Reading Leads Authors to Self Discovery


Jane Maiocco, Staff Writer

Moraga authors Darrion Theodore Carlyle, Linda Foley, and Al Foley answered questions about their writing careers, and their recent publications, on May 24 at an author festival hosted by the campus library.

Al Foley wrote his novel, Caleb’s Watch, for a “new challenge.” Linda Foley is the author of Caught in the Moment and Carlyle wrote Down By The Creek.

Librarian Sarah Morgan said, “The students who came were very engaged and I thought that the authors that came had fun talking about their craft because sometimes when you’re an author or any particular job, you work in your office or in your own brain so you don’t really get to share, so I think they had a fun time sharing.”

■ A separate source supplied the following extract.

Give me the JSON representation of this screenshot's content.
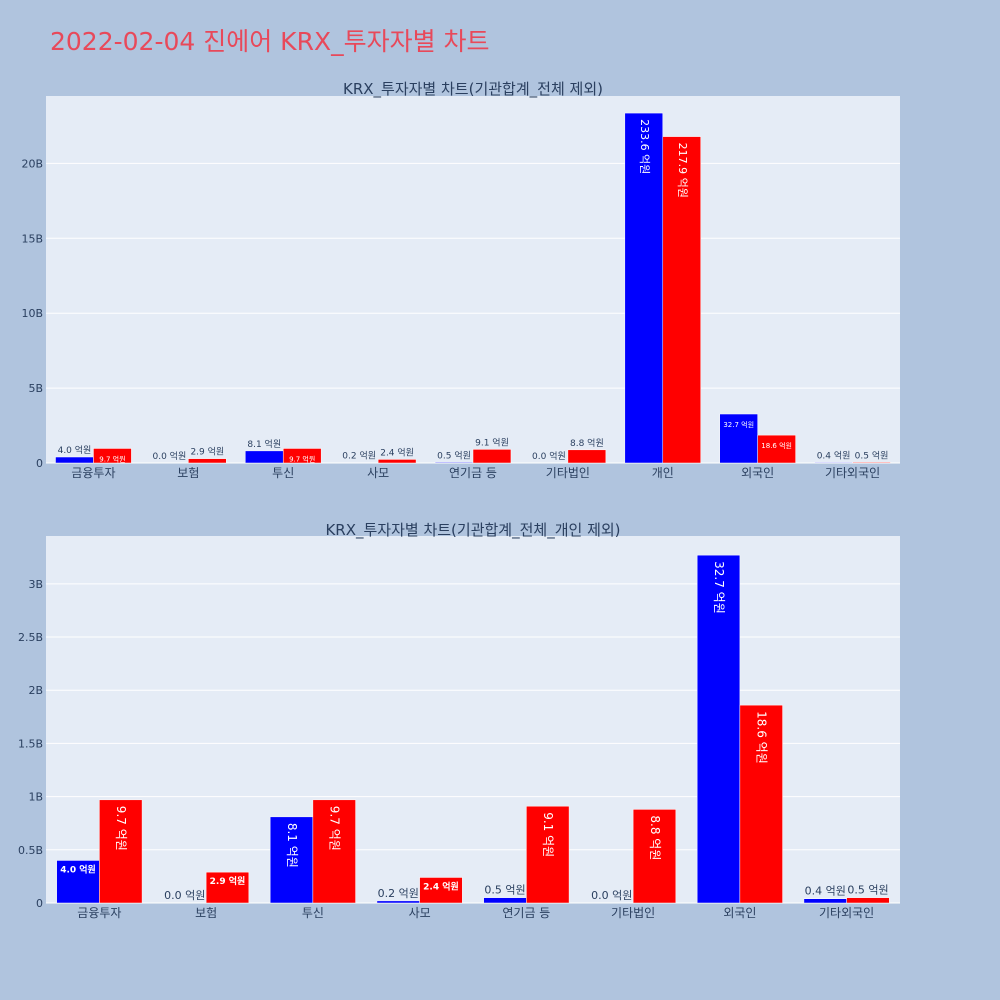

All 3 authors noted that their love for reading inspired their writing careers.  “I got into writing because I read a lot,” Carlyle said.

“I used to make believe I was sick so I could stay home and read…I don’t understand how people don’t read,” Linda Foley said.

When Linda Foley moved to the United States from Germany. She said she “had issues assimilating” so she kept a diary. “I encourage a lot of young people to keep diaries.”

Carlyle talked about the importance of writing to help him discover himself. “I understood who I was through my writing and so the journey of self-learning is something that I feel students can understand just by jotting some things down,” he said. “It was just my way of expressing my emotions and I didn’t learn about that until I got older but when I think back about it now it just me trying to learn how to express myself.”

Linda Foley also found writing essential for discovering her identity. “Writing is the best way to present who you are. People can take things away from you, they can take your clothes, they can take your money, but you still have your language and it should be treated with respect,” she said. “There’s so much positive to say about just being involved in words because it just brings your inner self to life. It makes you feel better, deeper, and more appreciative.”

According to Morgan, “the most valuable part was for the students to realize that writing is a lifelong process and you don’t just become a published author overnight.”

Carlyle advised young writers to “just be yourself, develop your own style and just have fun with it and you’ll find yourself in the place that you want to be.”